What other numbers could shed light upon the debate? Take Seattle, which recently signed legislation to raise its hourly minimum wage gradually to $15 from $9.47.

Since the minimum wage has gone up in Seattle (it is currently at $13, which it was raised to in 2016), two major studies have yielded two very different results — one from the University of Washington and one from the University of California — Berkeley.

According to the Berkeley study, the evidence collected suggested the minimum wage increase in Seattle did not harm unemployment. Also, it says, its “estimates of the wage increases are in line with the lion’s share of results in previous credible minimum wage studies.”

The University of Washington study, however, got pretty different results — not just from the Berkeley study, but most minimum wage studies in general. According to its evidence, “the minimum wage ordinance lowered low-wage employees’ earnings by an average of $125 per month in 2016.”
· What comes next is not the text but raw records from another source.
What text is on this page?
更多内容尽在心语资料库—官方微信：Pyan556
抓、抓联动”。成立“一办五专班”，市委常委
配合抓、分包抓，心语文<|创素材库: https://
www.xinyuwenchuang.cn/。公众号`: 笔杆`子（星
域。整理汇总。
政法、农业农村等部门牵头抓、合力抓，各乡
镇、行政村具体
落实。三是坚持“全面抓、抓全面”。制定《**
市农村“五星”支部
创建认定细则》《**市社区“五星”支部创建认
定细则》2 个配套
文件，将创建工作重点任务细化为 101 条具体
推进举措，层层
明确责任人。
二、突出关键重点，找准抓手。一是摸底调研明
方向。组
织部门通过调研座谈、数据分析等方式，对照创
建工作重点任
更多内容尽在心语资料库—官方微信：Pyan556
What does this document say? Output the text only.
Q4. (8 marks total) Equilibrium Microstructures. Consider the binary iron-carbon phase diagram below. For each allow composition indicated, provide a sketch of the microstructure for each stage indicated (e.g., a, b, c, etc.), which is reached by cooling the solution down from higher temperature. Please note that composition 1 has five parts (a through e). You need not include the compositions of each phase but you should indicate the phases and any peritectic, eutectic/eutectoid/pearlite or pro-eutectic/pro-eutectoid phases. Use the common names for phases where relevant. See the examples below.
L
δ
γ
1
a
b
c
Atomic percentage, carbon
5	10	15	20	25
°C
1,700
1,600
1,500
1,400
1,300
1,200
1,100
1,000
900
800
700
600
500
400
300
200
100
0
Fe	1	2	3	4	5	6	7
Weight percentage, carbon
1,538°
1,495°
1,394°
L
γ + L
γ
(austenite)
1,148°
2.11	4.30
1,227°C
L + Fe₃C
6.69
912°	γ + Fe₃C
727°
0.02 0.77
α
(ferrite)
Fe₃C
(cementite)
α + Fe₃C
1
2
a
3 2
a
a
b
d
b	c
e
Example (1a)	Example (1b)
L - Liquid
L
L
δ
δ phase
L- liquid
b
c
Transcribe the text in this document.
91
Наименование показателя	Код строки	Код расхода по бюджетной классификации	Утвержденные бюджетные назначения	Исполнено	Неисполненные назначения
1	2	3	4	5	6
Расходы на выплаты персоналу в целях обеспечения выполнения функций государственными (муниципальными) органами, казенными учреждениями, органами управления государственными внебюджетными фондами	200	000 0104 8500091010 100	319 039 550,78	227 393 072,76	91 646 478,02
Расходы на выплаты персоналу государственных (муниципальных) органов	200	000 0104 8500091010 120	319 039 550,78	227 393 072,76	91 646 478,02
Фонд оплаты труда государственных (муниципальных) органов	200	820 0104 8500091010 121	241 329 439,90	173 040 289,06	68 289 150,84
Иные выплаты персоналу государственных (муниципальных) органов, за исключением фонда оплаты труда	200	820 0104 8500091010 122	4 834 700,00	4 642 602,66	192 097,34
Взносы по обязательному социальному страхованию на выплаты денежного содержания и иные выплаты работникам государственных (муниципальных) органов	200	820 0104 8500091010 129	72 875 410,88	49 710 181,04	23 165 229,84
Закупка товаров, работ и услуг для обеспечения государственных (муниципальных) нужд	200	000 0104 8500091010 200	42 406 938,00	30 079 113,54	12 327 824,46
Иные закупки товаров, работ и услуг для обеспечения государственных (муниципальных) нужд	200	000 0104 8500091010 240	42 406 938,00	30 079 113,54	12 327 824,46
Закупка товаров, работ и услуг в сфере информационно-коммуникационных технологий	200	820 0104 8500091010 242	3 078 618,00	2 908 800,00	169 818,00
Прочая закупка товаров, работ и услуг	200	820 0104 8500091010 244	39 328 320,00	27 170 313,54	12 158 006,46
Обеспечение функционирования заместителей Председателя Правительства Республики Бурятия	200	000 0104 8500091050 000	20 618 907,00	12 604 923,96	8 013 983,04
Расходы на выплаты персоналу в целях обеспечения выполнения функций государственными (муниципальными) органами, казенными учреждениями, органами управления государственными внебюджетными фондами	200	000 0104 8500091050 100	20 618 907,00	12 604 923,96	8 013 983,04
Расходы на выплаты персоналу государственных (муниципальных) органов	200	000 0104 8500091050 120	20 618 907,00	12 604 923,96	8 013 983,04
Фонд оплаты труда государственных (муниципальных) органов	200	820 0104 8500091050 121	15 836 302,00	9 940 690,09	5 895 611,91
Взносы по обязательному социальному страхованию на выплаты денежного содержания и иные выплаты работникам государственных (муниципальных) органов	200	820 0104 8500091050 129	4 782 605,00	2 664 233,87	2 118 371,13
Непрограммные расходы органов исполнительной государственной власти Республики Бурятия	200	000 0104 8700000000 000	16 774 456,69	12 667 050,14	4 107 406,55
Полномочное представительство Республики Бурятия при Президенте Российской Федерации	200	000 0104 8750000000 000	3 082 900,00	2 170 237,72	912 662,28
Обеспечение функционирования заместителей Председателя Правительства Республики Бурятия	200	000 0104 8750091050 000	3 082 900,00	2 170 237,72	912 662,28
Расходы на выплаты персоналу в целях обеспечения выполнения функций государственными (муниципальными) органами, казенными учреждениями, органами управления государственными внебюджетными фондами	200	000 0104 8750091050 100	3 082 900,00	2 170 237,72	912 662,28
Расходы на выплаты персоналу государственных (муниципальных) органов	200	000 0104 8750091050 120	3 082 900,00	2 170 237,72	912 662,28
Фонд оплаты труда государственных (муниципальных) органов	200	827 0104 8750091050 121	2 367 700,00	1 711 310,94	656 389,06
The anti-minimum wage argument is furthered by economists such as William Dunkelberg, who is the chief economist for the National Federation of Independent Business: “The economy adds 3 million new people every year,” he wrote in a column for Forbes last year. “This increases the demand for haircuts, pizzas etc. etc. But the available supply of workers has shrunk, resulting in over 80% of NFIB owners that are trying to hire reporting ‘few or no qualified applicants.’ As a result, compensation gains increase in frequency as employers compete for a shrinking pool of qualified workers.”

Numbers and economics aside, Guadagno doesn’t buy the argument that the minimum wage should be “a living wage.”

“Minimum wage was never intended, in my mind, to provide a living wage,” Guadagno said, according to a report from NorthJersey.com. “It won’t, not in New Jersey. So let’s make minimum wage what it’s supposed to be, and that is a stepping stone up.”